You are viewing a plain text version of this content. The canonical link for it is here.

Posted to user@zookeeper.apache.org by Shawn Heisey <ap...@elyograg.org> on 2015/10/02 02:11:10 UTC

Prevent a znode from exceeding jute.maxbuffer

I was going to open an issue in Jira for this, but I figured I should
discuss it here before I do that, to make sure that's a reasonable
course of action.

I was thinking about a problem that we encounter with SolrCloud, where
our overseer queue (stored in zookeeper) will greatly exceed the default
jute.maxbuffer size.  I encountered this personally while researching
something for a Solr issue:

https://issues.apache.org/jira/browse/SOLR-7191?focusedCommentId=14347834&page=com.atlassian.jira.plugin.system.issuetabpanels:comment-tabpanel#comment-14347834

It seems silly that a znode could get to 14 times the allowed size
without notifying the code *inserting* the data.  The structure of our
queue is such that entries in the queue are children of the znode.  This
means that the data stored directly in the znode is not the problem
(which is pretty much nonexistent in this case), it's the number of
children.

It seems like it would be a good idea to reject the creation of new
children if that would cause the znode size to exceed jute.maxbuffer. 
This moves the required error handling to the code that *updates* ZK,
rather than the code that is watching and/or reading ZK, which seems
more appropriate to me.

Alternately, the mechanisms involved could be changed so that the client
can handle accessing a znode with millions of children, without
complaining about the packet length.

Thoughts?

Thanks,
Shawn

Re: Prevent a znode from exceeding jute.maxbuffer

Posted by Shawn Heisey <ap...@elyograg.org>.

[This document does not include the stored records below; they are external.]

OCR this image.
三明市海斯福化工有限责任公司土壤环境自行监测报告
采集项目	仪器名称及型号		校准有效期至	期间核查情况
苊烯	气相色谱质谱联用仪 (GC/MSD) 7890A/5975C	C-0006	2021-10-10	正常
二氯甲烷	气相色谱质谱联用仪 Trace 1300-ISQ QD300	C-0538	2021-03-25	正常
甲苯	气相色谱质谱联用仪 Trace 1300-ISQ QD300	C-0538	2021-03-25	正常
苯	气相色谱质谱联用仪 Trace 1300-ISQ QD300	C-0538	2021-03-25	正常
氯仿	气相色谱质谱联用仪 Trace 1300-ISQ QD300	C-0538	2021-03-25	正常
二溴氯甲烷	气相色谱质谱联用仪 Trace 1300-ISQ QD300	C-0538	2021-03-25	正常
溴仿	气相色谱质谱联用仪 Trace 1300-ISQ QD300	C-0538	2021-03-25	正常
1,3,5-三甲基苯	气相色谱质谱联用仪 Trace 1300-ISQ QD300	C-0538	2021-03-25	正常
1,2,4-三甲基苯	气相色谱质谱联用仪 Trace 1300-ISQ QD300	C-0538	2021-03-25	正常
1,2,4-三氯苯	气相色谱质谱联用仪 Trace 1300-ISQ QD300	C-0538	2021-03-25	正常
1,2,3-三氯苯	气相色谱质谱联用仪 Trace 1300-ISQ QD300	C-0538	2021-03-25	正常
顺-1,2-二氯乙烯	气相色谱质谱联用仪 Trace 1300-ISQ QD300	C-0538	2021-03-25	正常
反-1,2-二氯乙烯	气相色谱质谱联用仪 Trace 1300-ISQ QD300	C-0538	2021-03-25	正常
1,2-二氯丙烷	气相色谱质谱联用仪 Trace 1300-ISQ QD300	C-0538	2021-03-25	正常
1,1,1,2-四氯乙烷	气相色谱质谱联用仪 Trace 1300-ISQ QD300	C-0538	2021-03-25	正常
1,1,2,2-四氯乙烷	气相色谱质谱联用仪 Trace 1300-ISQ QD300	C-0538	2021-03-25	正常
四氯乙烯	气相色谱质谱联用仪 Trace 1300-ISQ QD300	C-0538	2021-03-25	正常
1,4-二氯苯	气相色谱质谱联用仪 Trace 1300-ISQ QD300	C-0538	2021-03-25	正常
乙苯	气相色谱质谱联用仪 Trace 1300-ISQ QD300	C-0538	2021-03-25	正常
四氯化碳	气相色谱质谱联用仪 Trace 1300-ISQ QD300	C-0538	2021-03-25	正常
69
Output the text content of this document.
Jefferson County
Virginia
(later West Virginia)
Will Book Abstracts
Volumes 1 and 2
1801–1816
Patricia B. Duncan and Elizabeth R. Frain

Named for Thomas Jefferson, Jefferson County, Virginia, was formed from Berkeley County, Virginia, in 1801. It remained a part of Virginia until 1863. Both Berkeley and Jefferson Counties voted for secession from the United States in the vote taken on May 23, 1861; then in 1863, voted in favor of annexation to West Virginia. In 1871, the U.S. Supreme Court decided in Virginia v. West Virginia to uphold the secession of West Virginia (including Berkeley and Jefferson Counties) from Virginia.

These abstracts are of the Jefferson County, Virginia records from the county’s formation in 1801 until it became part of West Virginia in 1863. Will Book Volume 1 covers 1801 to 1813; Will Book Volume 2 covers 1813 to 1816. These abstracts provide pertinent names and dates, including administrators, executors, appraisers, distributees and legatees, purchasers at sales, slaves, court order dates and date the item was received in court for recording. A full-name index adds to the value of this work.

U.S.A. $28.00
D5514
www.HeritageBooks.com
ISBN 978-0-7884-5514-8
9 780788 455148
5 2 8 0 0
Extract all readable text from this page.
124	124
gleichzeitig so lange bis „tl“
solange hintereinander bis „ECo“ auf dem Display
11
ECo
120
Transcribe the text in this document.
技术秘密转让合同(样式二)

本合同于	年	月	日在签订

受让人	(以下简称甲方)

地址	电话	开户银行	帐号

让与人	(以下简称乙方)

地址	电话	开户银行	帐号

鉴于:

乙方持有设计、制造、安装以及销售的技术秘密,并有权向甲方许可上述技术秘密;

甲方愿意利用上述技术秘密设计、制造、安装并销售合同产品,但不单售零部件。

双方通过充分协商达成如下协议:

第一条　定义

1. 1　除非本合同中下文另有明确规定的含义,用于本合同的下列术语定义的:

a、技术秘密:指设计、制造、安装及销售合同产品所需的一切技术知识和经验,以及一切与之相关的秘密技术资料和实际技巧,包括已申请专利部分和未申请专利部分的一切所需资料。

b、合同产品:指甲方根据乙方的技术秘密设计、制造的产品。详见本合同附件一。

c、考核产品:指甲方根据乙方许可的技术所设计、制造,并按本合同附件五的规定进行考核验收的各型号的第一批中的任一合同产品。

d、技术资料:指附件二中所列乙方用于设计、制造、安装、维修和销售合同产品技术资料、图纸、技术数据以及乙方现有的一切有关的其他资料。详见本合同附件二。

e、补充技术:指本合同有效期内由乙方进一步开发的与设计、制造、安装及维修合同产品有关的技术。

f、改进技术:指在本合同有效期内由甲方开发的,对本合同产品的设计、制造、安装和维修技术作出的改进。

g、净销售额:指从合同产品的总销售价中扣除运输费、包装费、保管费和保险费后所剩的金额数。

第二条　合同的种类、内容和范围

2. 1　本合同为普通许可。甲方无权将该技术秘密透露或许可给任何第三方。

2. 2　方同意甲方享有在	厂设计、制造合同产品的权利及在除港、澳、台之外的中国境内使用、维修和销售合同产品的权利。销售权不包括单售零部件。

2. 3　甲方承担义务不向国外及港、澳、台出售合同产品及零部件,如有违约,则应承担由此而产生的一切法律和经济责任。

On 10/1/2015 6:35 PM, Edward Ribeiro wrote:
> I agree with you, and I think
> https://issues.apache.org/jira/browse/ZOOKEEPER-2260 comes close to the
> second approach you suggested. wdyt?

Interesting!  That could be helpful.

I think it would require changes to the user application code, to handle
the pagination.  If that could be avoided, it would be better, but I'm
not sure that it can be avoided.

If changes to user code are required, I think I like the idea of
rejecting new child creation more -- user code changes will be about
properly handling exceptions at update time instead of modifying the
consuming code to paginate.

A feature to reject child creation should probably be a mode of
operation that can be enabled, but will not be turned on by default. 
Down the road, after the real-world impact of that option has been
determined, the question of whether to turn it on by default can be
reviewed, and perhaps delayed until the next major release (4.0).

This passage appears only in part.